With the development of multimodal analgesia techniques, intravenous analgesia pumps alone can no longer fully meet the postoperative pain relief requirements of patients. A meta-analysis reveals that epidural analgesia yields similar analgesic effects to continuous wound infiltration, continuous paravertebral block, and intrathecal injection of morphine. There are no statistical differences in postoperative adverse reactions and hospital stay [20]. Moreover, epidural use is a simple and easily implementable approach. Morphine, the most commonly employed epidural drug, achieves analgesia by activating opioid receptors [21]. However, the dose-response relationship for analgesia varies greatly among individuals, and the absorption and transport of proteins and catalytic metabolic enzymes influence the analgesic effect of morphine from a pharmacokinetic perspective [22]. Studies by Gustafsson et al. [23] indicated that patients receiving a single epidural injection of morphine (0.05 mg/kg) experienced a significant decrease in pain scores, and they were able to move their knee joints 2–3 hours after surgery. Additionally, a systematic review and meta-analysis by Bonnet et al.[24] demonstrated that the epidural morphine group had low pain scores within the first 24 hours postoperatively. Singh et al. [25] found no significant difference in postoperative analgesic effects between epidural morphine injections of 1.5mg and 3mg, but observed a low incidence of skin itching. In our study, patients in the morphine group received a postoperative epidural injection of 1.5mg of morphine. The results revealed that compared to patients in the non-morphine group, those in the morphine group experienced a longer onset of postoperative pain (P < 0.05). Within the morphine group, there were no statistically significant differences (P > 0.05) among the three genotypes in terms of postoperative NRS, postoperative pain onset time, PCA compression frequency, PCA pump dosage, and postoperative nausea and vomiting. This may be attributed to the C1236T gene mutation reducing the efflux of morphine from the central nervous system and enhancing its short-term analgesic effect, which aligns with the research findings of Sia et al. [26]. Therefore, epidural use of morphine can mitigate individual differences caused by C1236T gene polymorphism in early sufentanil analgesia.

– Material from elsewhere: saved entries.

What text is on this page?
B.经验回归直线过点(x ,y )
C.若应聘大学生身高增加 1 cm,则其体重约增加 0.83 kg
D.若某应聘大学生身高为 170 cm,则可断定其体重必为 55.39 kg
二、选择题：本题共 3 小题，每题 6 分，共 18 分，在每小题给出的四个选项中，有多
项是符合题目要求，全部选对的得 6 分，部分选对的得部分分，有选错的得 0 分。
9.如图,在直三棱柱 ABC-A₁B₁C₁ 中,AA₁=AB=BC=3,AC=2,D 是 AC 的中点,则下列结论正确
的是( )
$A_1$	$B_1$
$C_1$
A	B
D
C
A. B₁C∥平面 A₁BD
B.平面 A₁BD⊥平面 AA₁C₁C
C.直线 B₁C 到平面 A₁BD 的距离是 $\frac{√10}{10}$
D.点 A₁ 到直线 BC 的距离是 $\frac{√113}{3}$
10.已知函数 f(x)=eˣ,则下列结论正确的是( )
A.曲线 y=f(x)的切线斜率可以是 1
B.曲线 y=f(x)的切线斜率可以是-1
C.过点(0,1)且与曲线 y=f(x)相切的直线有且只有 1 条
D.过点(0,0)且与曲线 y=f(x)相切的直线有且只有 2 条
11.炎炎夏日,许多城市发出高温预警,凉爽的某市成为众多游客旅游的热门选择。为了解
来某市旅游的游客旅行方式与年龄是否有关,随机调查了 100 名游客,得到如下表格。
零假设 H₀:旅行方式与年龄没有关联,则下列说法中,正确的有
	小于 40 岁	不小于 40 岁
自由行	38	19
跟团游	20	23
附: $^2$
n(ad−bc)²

A multiple linear regression analysis was performed, with postoperative 1-day NNRS scores as the dependent variable. The results indicated a significant association between postoperative 1-day NRS scores, pain onset time, and the ABCB1C1236T genotype (P < 0.05). These findings suggest that the C1236T genotype may be one of the genetic factors influencing early postoperative pain in patients with FF. Mutations in the C1236T gene could potentially affect the excretion of sufentanil in the nervous system, leading to changes in its concentration and resulting in individual variation in efficacy. It is also possible that P-gp activity influences the concentration of sufentanil in the nervous system, and gene mutations may alter P-gp activity and its ability to efflux sufentanil, consequently affecting its analgesic effect.